Des villages qui s'urbanisent
Réjean Lemoine décrit les nouvelles tendances
dans l'aménagement des campus universitaires aux États-Unis
Un village vert. Voilà la vision des premiers concepteurs
des campus américains lorsqu'ils ont décidé
d'installer les universités hors des grands centres urbains,
dès le 18e siècle, ou celle des dirigeants de l'Université
Laval installant le campus au milieu des champs de Sainte-Foy
dans les années 1950. Réjean Lemoine, conférencier
invité par la Commission d'aménagement de l'Université
Laval (CAMUL), a effectué mardi soir un survol historique
des premiers aménagements universitaires, avant de dresser
un portrait des dernières tendances urbanistiques en vogue
aux États-Unis. Le chroniqueur urbain à la Société
Radio-Canada a profité de sa tribune pour inviter l'Université
Laval à resserrer ses liens avec la ville et les quartiers
de Québec.
Lorsque les fondateurs de l'Université Princeton bâtissent
leur campus dans le New-Jersey entre New-York et Philadelphie
au milieu du 18e siècle, ils veulent vraiment séparer
l'école du reste du monde. Alors que les universités
européennes se trouvent enfermées au coeur de la
cité, les universités américaines s'installent
à la campagne et créent un nouvel espace. «Traditionnellement,
un grand bâtiment est construit, puis de plus petits autour,
les maisons des professeurs, les résidences des étudiants,
explique Réjean Lemoine. La bibliothèque constitue
le centre du campus, puis plus tard le stade sportif, en particulier
dans les universités qui ont des équipes de football
de prestige. Tous ces édifices sont reliés par
une grande aire en gazon.»
Ces campus traditionnels se transforment peu à peu avec
l'arrivée des femmes, des Noirs, et surtout avec l'étalement
urbain puisque la ville les rattrape.

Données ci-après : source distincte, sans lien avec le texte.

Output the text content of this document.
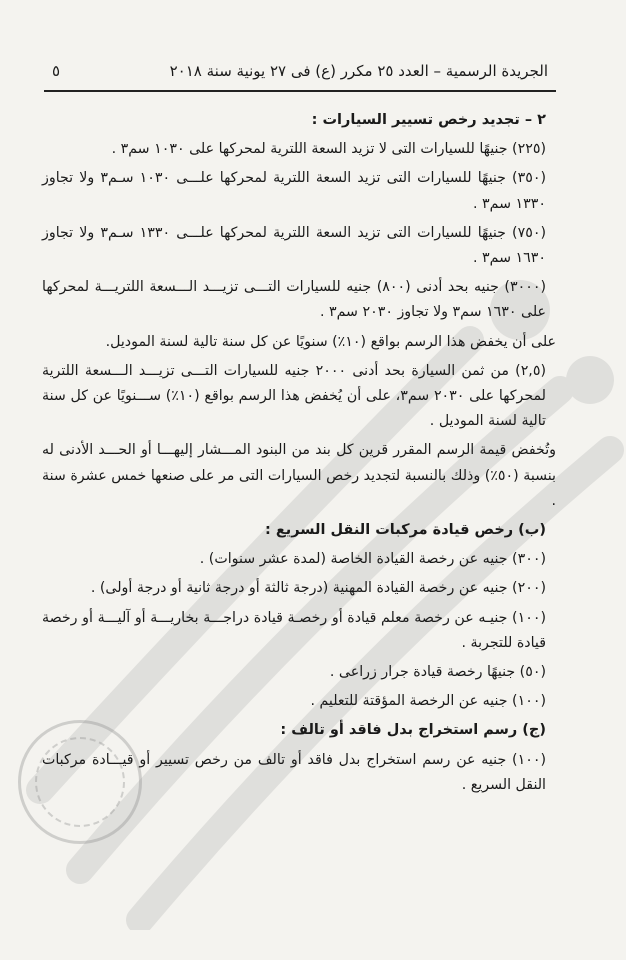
الجريدة الرسمية – العدد ٢٥ مكرر (ع) فى ٢٧ يونية سنة ٢٠١٨
٥
٢ – تجديد رخص تسيير السيارات :

(٢٢٥) جنيهًا للسيارات التى لا تزيد السعة اللترية لمحركها على ١٠٣٠ سم٣ .

(٣٥٠) جنيهًا للسيارات التى تزيد السعة اللترية لمحركها علـــى ١٠٣٠ سـم٣ ولا تجاوز ١٣٣٠ سم٣ .

(٧٥٠) جنيهًا للسيارات التى تزيد السعة اللترية لمحركها علـــى ١٣٣٠ سـم٣ ولا تجاوز ١٦٣٠ سم٣ .

(٣٠٠٠) جنيه بحد أدنى (٨٠٠) جنيه للسيارات التـــى تزيـــد الـــسعة اللتريـــة لمحركها على ١٦٣٠ سم٣ ولا تجاوز ٢٠٣٠ سم٣ .

على أن يخفض هذا الرسم بواقع (١٠٪) سنويًا عن كل سنة تالية لسنة الموديل.

(٢,٥) من ثمن السيارة بحد أدنى ٢٠٠٠ جنيه للسيارات التـــى تزيـــد الـــسعة اللترية لمحركها على ٢٠٣٠ سم٣، على أن يُخفض هذا الرسم بواقع (١٠٪) ســـنويًا عن كل سنة تالية لسنة الموديل .

وتُخفض قيمة الرسم المقرر قرين كل بند من البنود المـــشار إليهـــا أو الحـــد الأدنى له بنسبة (٥٠٪) وذلك بالنسبة لتجديد رخص السيارات التى مر على صنعها خمس عشرة سنة .

(ب) رخص قيادة مركبات النقل السريع :

(٣٠٠) جنيه عن رخصة القيادة الخاصة (لمدة عشر سنوات) .

(٢٠٠) جنيه عن رخصة القيادة المهنية (درجة ثالثة أو درجة ثانية أو درجة أولى) .

(١٠٠) جنيـه عن رخصة معلم قيادة أو رخصـة قيادة دراجـــة بخاريـــة أو آليـــة أو رخصة قيادة للتجربة .

(٥٠) جنيهًا رخصة قيادة جرار زراعى .

(١٠٠) جنيه عن الرخصة المؤقتة للتعليم .

(ج) رسم استخراج بدل فاقد أو تالف :

(١٠٠) جنيه عن رسم استخراج بدل فاقد أو تالف من رخص تسيير أو قيـــادة مركبات النقل السريع .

Souvent, la cohabitation
entre l'université et les quartiers voisins s'avère
difficile, ainsi que les liaisons entre les deux entités.
«De nouvelles tendances se dessinent concernant l'aménagement
des campus aux États-Unis, explique le conférencier.
Plusieurs universités reviennent ainsi à l'architecture
traditionnelle en remettant en valeur des bâtiments prestigieux,
détruisent des édifices bâtis à la
va-vite, et resserrent leurs liens avec la ville.»
Se rapprocher de son voisin
Réjean Lemoine cite l'exemple de l'Université
de Pennsylvanie, où près de quinze facultés
s'impliquent dans un projet de liaison avec le quartier de Philadephie-Ouest,
connu dans cette ville pour ses problèmes de pauvreté
car il abrite essentiellement des Noirs. À titre d'exemple,
une professeure d'horticulture a fondé des jardins communautaires
avec des habitants de ce quartier voisin du campus, d'autres
universitaires actifs en science sociales ou en architecture
mènent des recherches sur le terrain dans ce coin de la
ville. À travers plusieurs expériences menées
par des universités américaines, il s'agit aussi
de favoriser la mixité sociale dans les quartiers bordant
les campus, et l'intégration des étudiants afin
qu'ils accèdent à des logements à prix modiques.
La question de la circulation automobile et du stationnement
préoccupe également nombre d'instances chargées
de l'aménagement des campus. «À l'Université
d'Emory à Atlanta, raconte le conférencier, les
droits d'inscription comprennent un laissez-passer mensuel pour
circuler en autobus.» D'autres campus mettent l'accent
sur les pistes cyclables, ou choisissent de bannir l'automobile
de certaines zones en créant par exemple des stationnements
dans les quartiers périphériques.
"
«Pour plusieurs, le succès d'un grand campus ne
repose pas seulement sur l'architecture des bâtiments qu'il
contient mais sur leur agencement, le fait qu'il soit vraiment
à échelle humaine, constate Réjean Lemoine.
Les universités doivent prendre conscience que leurs responsabilités
s'étendent au-delà de leurs limites territoriales.»
Toutes ces expériences vont sans doute nourrir la réflexion
de la Commission d'aménagement de l'Université
Laval, tout comme les propos des prochains conférenciers
invités: Pierre Larochelle, professeur à l'École
d'architecture, prendra la parole le 3 février à
17h à la salle Jean-Paul Tardif du pavillon La Laurentienne
(Sujet exploré: «Urbaniser le campus»). Le
10 février, à la même heure et au même
endroit, ce sera au tour de Kenneth Greenberg, consultant en
design urbain («Campus et ville: symbiose»).